Regressando à nossa aula de anatomia da alma com este nosso conceito cimentado de arte, começamos a compreender o porquê desta ser uma parte fundamental do ser humano, a arte permite-nos um nível de expressão que é crucial ao nosso ser. Permite-nos libertar certos sentimentos que de outras formas não seríamos capazes, deixa-nos chamar à atenção certos aspetos da vida em sociedade que nos transtornam, leva-nos à partilha de momentos que nos transformaram a nós ou à maneira como pensamos. A arte torna-se uma espécie de linguagem universal que nos permite exteriorizar até o mais profundo e inexplicável sentimento e que, mesmo que não tenha exatamente a mesma força ou interpretação, acaba por se expandir por várias mentes que o apropriaram como seu, irão moldá-lo ao seu ser e torná-lo parte de si. Mas esta nossa nova área clínica não foge aos seus “negacionistas”, aqueles que dizem que a arte não os fascina, não importa, é irrelevante no seu todo e é um método de loucos conversarem com outros loucos através de formas geométricas ou notas musicais. A estes escapa certamente a nossa análise ampla da arte, não ouviram lá ao pé do Velho do Restelo que também grande parte do que admiram é arte, mesmo que não desejam que seja. Impõe-se a questão de que se a arte, certamente como uma miragem, só se apresenta àquele que a quer ver. Para estes nossos inócuos negacionistas a arte limita-se ao seu sentido mais estrito, são quadros na parede e esculturas na praça, mas não inquietemos tais almas que decidiram esconder-se no conforto de não pensar.

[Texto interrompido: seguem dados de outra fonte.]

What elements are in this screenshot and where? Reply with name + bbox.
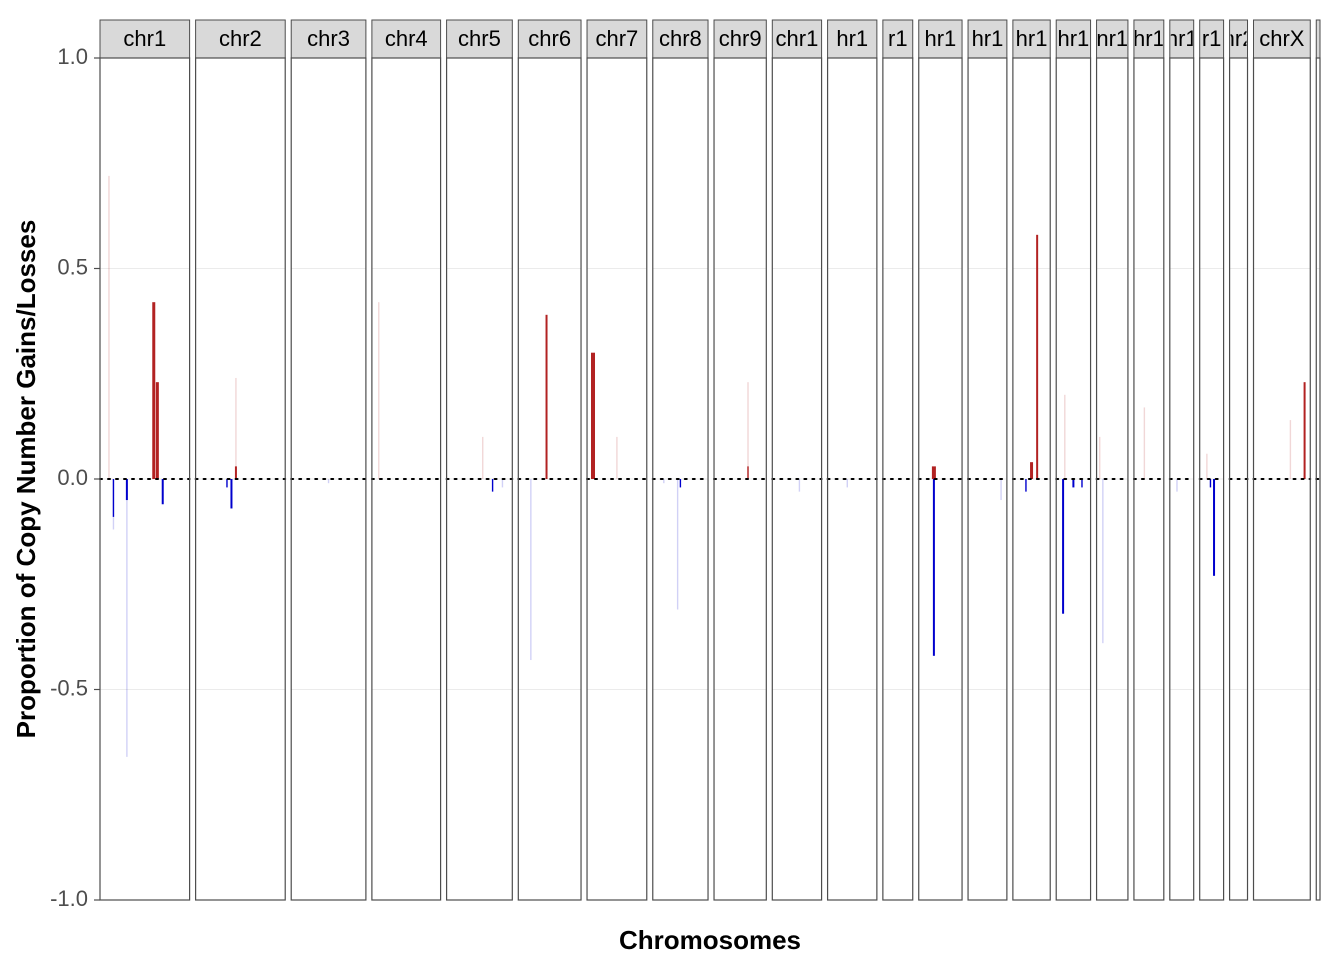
facet-label: r1 — [888, 26, 908, 51]
gain-bar — [546, 315, 548, 479]
yaxis-title: Proportion of Copy Number Gains/Losses — [11, 220, 41, 739]
gain-bar — [932, 466, 936, 479]
loss-bar — [126, 479, 127, 757]
loss-bar — [1081, 479, 1082, 487]
chart-svg: -1.0 -0.5 0.0 0.5 1.0 chr1 chr2 chr3 chr4 chr5 chr… — [0, 0, 1344, 960]
facet-label: hr1 — [1016, 26, 1048, 51]
gain-bar — [1206, 454, 1207, 479]
loss-bar — [1072, 479, 1074, 487]
loss-bar — [162, 479, 164, 504]
ytick-label: 1.0 — [57, 44, 88, 69]
facet-label: chr1 — [776, 26, 819, 51]
loss-bar — [328, 479, 329, 483]
gain-bar — [1290, 420, 1291, 479]
gain-bar — [747, 466, 748, 479]
facet-label: hr1 — [972, 26, 1004, 51]
ytick-label: 0.0 — [57, 465, 88, 490]
ytick-label: -1.0 — [50, 886, 88, 911]
facet-bars — [747, 382, 748, 479]
ytick-label: 0.5 — [57, 254, 88, 279]
loss-bar — [1025, 479, 1026, 492]
gain-bar — [482, 437, 483, 479]
loss-bar — [799, 479, 800, 492]
facet-label: nr1 — [1096, 26, 1128, 51]
facet-label: hr1 — [924, 26, 956, 51]
loss-bar — [1102, 479, 1103, 643]
gain-bar — [152, 302, 155, 479]
facet-label: r1 — [1202, 26, 1222, 51]
facet-bars — [378, 302, 379, 479]
loss-bar — [680, 479, 681, 487]
facet-bars — [1000, 479, 1001, 500]
loss-bar — [492, 479, 493, 492]
gain-bar — [235, 466, 237, 479]
gain-bar — [108, 176, 109, 479]
gain-bar — [1064, 395, 1065, 479]
loss-bar — [847, 479, 848, 487]
facet-label: chr5 — [458, 26, 501, 51]
facet-label: chr7 — [596, 26, 639, 51]
facet-label: chr2 — [219, 26, 262, 51]
loss-bar — [1213, 479, 1215, 576]
facet-bars — [847, 479, 848, 487]
loss-bar — [1062, 479, 1064, 614]
gain-bar — [591, 353, 595, 479]
chart-container: -1.0 -0.5 0.0 0.5 1.0 chr1 chr2 chr3 chr4 chr5 chr… — [0, 0, 1344, 960]
loss-bar — [126, 479, 128, 500]
loss-bar — [1210, 479, 1211, 487]
facet-bars — [799, 479, 800, 492]
loss-bar — [1176, 479, 1177, 492]
facet-label: hr1 — [1133, 26, 1165, 51]
gain-bar — [235, 378, 236, 479]
facet-label: chr1 — [123, 26, 166, 51]
facet-label: chr8 — [659, 26, 702, 51]
loss-bar — [113, 479, 114, 517]
loss-bar — [226, 479, 227, 487]
gain-bar — [1030, 462, 1033, 479]
gain-bar — [1099, 437, 1100, 479]
facet-label: chr9 — [719, 26, 762, 51]
gain-bar — [1144, 407, 1145, 479]
loss-bar — [1000, 479, 1001, 500]
facet-bars — [328, 479, 329, 483]
facet-label: chr3 — [307, 26, 350, 51]
ytick-label: -0.5 — [50, 675, 88, 700]
gain-bar — [378, 302, 379, 479]
loss-bar — [230, 479, 232, 508]
loss-bar — [933, 479, 935, 656]
facet-bars — [1144, 407, 1145, 479]
gain-bar — [1036, 235, 1038, 479]
gain-bar — [156, 382, 159, 479]
gain-bar — [616, 437, 617, 479]
facet-label: chr4 — [385, 26, 428, 51]
gain-bar — [1304, 382, 1306, 479]
loss-bar — [502, 479, 503, 487]
xaxis-title: Chromosomes — [619, 925, 801, 955]
facet-label: chr6 — [528, 26, 571, 51]
gain-bar — [747, 382, 748, 479]
facet-bars — [1176, 479, 1177, 492]
loss-bar — [677, 479, 678, 610]
facet-label: hr1 — [836, 26, 868, 51]
facet-label: hr1 — [1057, 26, 1089, 51]
facet-label: chrX — [1259, 26, 1305, 51]
loss-bar — [530, 479, 531, 660]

Antes de arrumar o bisturi e suturar o paciente, deixo ao leitor o segredo alquímico da Pedra Filosofal e elixir da vida eterna, a própria arte que carrega no coração. O poder escondido deste foco do nosso caso de estudo é exatamente esse, permite a eternização de nós próprios não só pelas nossas histórias, mas também pela arte que nos marcou. A arte com a qual criamos uma quase intimidade. A arte discutida num grupo de amigos. A peça partilhada com um amor. Um livro apresentado por uma avó que adorava bibliotecas. Uma música que marcou viagens em família. Todos estes ingredientes levam a que o espírito humano sobreviva a esse fatídico destino, mantém-nos quase que a flutuar num limbo etéreo em que a nossa pessoa se esconde por detrás de todas estas pequenas marcas que deixou no mundo dos vivos, mesmo que não tenham todas sido sua criação. A sua paixão por esta nossa criatura, a arte, entreligou a sua própria alma com a dela, emaranhou os fios de uma existência, frágil e suscetível à idade, com a outra, que por ser muitas vezes incorpórea ou resistente à passagem dos tempos, perdura quase como memorial daquele que em corpo já não podemos ter.


Deixámos, então, as dúvidas para o final da sessão, grande parte dos alunos que ainda não saíram com os nossos negacionistas é natural que as tenham, porque nem eu tenho certezas do que vimos dentro do espírito humano. Mas não só de certezas se faz, certamente, o mundo, muito menos a arte e todos os seus aspetos delicados e controversos que dissecámos hoje. Mas espero que o leitor se sinta confortável com a dúvida, que a leve para casa e a analise cuidadosamente, talvez também encontre a beleza que é não saber o que é a arte, mas amá-la na mesma. Com esse carinho guarde sempre este nosso pilar do espírito humano, germine-o com os seus próprios versos, esculturas, momentos, danças, tudo aquilo que acreditar que a ele pertence.